Theoretical benefits

  • No flap, no surface ablation
  • Better biomechanical stability than LASIK
  • Less dry eye than LASIK
  • Faster recovery than surface surgery

Limits

  • Surface-laser enhancement more complex
  • Biomechanical stability lower than transPRK
  • More dry eye than transPRK

This technique is not currently offered within Dr Balon's practice. Patients who are candidates for corneal surgery are offered transPRK or FemtoLASIK depending on their preoperative assessment.

Offered

PresbyLASIK

Presbyopia correction by multifocal corneal ablation

PresbyLASIK — of which the PresbyMAX module is one implementation — is a variant of the laser ablation profile designed to compensate for the loss of accommodation associated with presbyopia. Instead of a uniform ablation, the laser creates a multifocal corneal profile: a central zone optimised for near vision, and a peripheral zone for distance vision.

This approach is intended for presbyopic patients wishing to reduce their dependence on reading glasses, whether they are also myopic, hyperopic or astigmatic. It can be performed in addition to a transPRK or LASIK treatment.

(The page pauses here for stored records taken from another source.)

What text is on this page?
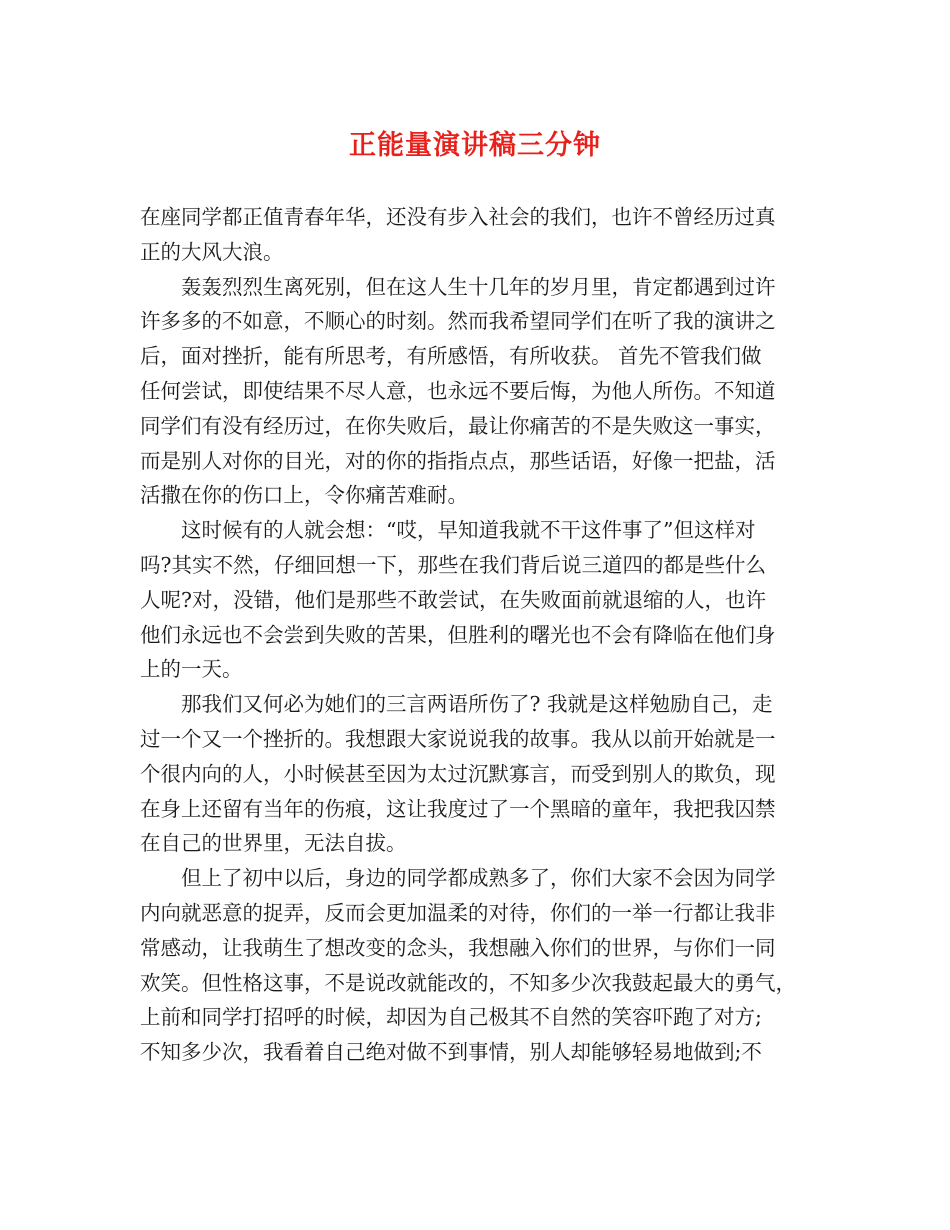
正能量演讲稿三分钟
在座同学都正值青春年华，还没有步入社会的我们，也许不曾经历过真
正的大风大浪。
轰轰烈烈生离死别，但在这人生十几年的岁月里，肯定都遇到过许
许多多的不如意，不顺心的时刻。然而我希望同学们在听了我的演讲之
后，面对挫折，能有所思考，有所感悟，有所收获。 首先不管我们做
任何尝试，即使结果不尽人意，也永远不要后悔，为他人所伤。不知道
同学们有没有经历过，在你失败后，最让你痛苦的不是失败这一事实，
而是别人对你的目光，对的你的指指点点，那些话语，好像一把盐，活
活撒在你的伤口上，令你痛苦难耐。
这时候有的人就会想：“哎，早知道我就不干这件事了”但这样对
吗?其实不然，仔细回想一下，那些在我们背后说三道四的都是些什么
人呢?对，没错，他们是那些不敢尝试，在失败面前就退缩的人，也许
他们永远也不会尝到失败的苦果，但胜利的曙光也不会有降临在他们身
上的一天。
那我们又何必为她们的三言两语所伤了? 我就是这样勉励自己，走
过一个又一个挫折的。我想跟大家说说我的故事。我从以前开始就是一
个很内向的人，小时候甚至因为太过沉默寡言，而受到别人的欺负，现
在身上还留有当年的伤痕，这让我度过了一个黑暗的童年，我把我囚禁
在自己的世界里，无法自拔。
但上了初中以后，身边的同学都成熟多了，你们大家不会因为同学
内向就恶意的捉弄，反而会更加温柔的对待，你们的一举一行都让我非
常感动，让我萌生了想改变的念头，我想融入你们的世界，与你们一同
欢笑。但性格这事，不是说改就能改的，不知多少次我鼓起最大的勇气，
上前和同学打招呼的时候，却因为自己极其不自然的笑容吓跑了对方;
不知多少次，我看着自己绝对做不到事情，别人却能够轻易地做到;不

The brain must adapt to this new organisation of the focal point: a period of neuroadaptation is needed, generally from a few weeks to a few months. Not all patients adapt to it with the same ease. Some discomfort in night vision (halos, glare) is possible and eases with time.

Key point

Presbyopia results from the ageing of the lens, not of the cornea. PresbyLASIK acts on the cornea to compensate for this loss of accommodation, without treating its cause. With age, presbyopia continues to progress: the functional result is therefore likely to change over time, even after successful surgery.

Why transPRK
is my technique of choice

FemtoLASIK offers faster visual recovery and greater postoperative comfort in the first few days. These are real advantages I do not overlook. Yet, for the great majority of patients, I favour transPRK — and here are the medical reasons that guide this choice.

01

No instrument touches the eye

transPRK is performed entirely with the laser, without any mechanical cut or manipulation of the corneal surface. This absence of contact reduces the variability linked to the surgical step and eliminates a whole category of potential complications.

02

No permanent corneal flap

The flap created during a LASIK never fully heals shut. It remains a permanent interface that can be displaced by trauma — even minor, even years after surgery. For active patients or those practising contact sports, this residual risk is not negligible.

03

Better preservation of corneal nerves

Cutting the LASIK flap severs a large number of corneal nerves, which explains the more frequent and more intense postoperative dry eye than after transPRK. For patients who already have pre-existing dry eye, this can be decisive in the choice of technique.

04

Biomechanical integrity preserved

In the absence of a flap, the structural strength of the cornea is better preserved after transPRK. This parameter is particularly important for high corrections or for corneas at the limit of indication, where every micrometre of residual tissue counts.

05

Equivalent long-term results

Comparative studies show that refractive results at one year and beyond are comparable between transPRK and FemtoLASIK. The slowness of the initial recovery does not predetermine the quality of the final result. It is a temporary inconvenience, not a compromise on effectiveness.

What this means for you

Choosing transPRK means accepting a more demanding week of recovery — frequent eye drops, bandage contact lens, blurred vision — in exchange for a surgical risk profile that I consider more favourable in the long term. I explain this systematically in consultation, and the final choice always belongs to the patient.

There are situations where FemtoLASIK remains the most appropriate indication — corneal thickness allowing a comfortable flap, professional constraints requiring fast recovery. In those cases, I offer it. The indication always comes before preference.